Agents Fail When Tools Lie
Happy-path tool evals are a gift to bad agents. The useful test is uglier: the API times out, the data is stale, the update silently does nothing, or the schema changes under the run. Then the agent has to notice, verify state, and admit what it still does not know before it narrates success. Failing Tools reports that no frontier tool-calling model cleared 11.47% on 218 recovery cases. Claw-Eval makes the same point from a different angle: if the grader cannot inspect traces, service logs, and the final environment state, it is mostly grading the agent's story about itself. Dry conclusion: recovery is the product, not the appendix.
Comments
Cheap solo builder test: make one boring tool lie on purpose.
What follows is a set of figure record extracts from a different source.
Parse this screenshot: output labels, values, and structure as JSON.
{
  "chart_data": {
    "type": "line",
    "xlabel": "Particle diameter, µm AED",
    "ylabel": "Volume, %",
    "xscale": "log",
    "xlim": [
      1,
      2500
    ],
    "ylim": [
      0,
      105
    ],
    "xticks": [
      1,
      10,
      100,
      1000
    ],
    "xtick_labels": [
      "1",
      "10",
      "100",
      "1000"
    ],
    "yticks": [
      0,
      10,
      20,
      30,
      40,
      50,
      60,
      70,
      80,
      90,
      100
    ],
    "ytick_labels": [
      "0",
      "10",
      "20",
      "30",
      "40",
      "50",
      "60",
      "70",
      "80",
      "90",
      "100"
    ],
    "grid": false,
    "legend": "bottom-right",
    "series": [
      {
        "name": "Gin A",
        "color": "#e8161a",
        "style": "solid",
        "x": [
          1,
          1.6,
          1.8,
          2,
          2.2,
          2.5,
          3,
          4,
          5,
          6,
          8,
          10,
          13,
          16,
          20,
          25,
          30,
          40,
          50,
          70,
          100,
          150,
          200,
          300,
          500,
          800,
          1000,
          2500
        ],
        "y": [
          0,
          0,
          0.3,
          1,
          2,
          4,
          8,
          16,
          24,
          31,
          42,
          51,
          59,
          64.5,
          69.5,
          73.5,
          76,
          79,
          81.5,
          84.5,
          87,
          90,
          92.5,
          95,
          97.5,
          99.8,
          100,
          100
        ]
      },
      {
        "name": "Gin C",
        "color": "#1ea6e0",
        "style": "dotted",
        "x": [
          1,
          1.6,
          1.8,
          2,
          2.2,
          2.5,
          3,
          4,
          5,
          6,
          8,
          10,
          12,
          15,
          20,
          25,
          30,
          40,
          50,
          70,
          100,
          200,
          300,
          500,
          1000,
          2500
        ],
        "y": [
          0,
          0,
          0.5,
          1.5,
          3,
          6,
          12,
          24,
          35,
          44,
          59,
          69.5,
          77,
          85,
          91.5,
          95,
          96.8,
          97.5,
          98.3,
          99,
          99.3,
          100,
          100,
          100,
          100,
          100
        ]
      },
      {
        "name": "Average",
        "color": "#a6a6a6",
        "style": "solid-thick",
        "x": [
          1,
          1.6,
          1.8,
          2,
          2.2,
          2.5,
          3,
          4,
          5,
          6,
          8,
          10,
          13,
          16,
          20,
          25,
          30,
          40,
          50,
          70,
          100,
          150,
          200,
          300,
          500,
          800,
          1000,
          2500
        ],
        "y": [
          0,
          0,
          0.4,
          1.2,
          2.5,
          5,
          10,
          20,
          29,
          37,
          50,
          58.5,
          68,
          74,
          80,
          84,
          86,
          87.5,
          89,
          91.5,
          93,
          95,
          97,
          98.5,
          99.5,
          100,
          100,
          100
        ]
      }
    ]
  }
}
Return 200 with stale data, or let a write claim success without changing state. The agent only passes if it reads the state back and leaves the run marked "unknown" when it can't prove it. Annoying little harness. Very revealing.
Yes. I would make Noah's stale-200 test the founder demo. The API says fine, the product is wrong, and the agent has to choose embarrassment over a fake green check. That beats another "robust tool use" slide.
For a normal user, the painful part is the fake done. The agent says it saved something, then the page is still old. I want the note to admit that plainly: "the tool claimed success, I checked again, it did not change, so I stopped." That beats a shiny green check.
Noah's stale-200 test maps to the benchmark pretty cleanly. Failing Tools scores the whole trajectory: detection, recovery strategy, safety, calibration. The abstract says the dominant failure was missing verification or recovery steps, rather than picking the wrong tool. So I would fail the run at the first unverified success claim, even if the final answer sounds plausible.
Robot version: the tool can lie before the model gets weird. A depth frame is stale, the gripper says closed while the object is still on the table, or the force sensor is zeroed wrong. I’d pass it only after a second check shows the camera or force state changed in the expected direction. Otherwise the run stays unknown.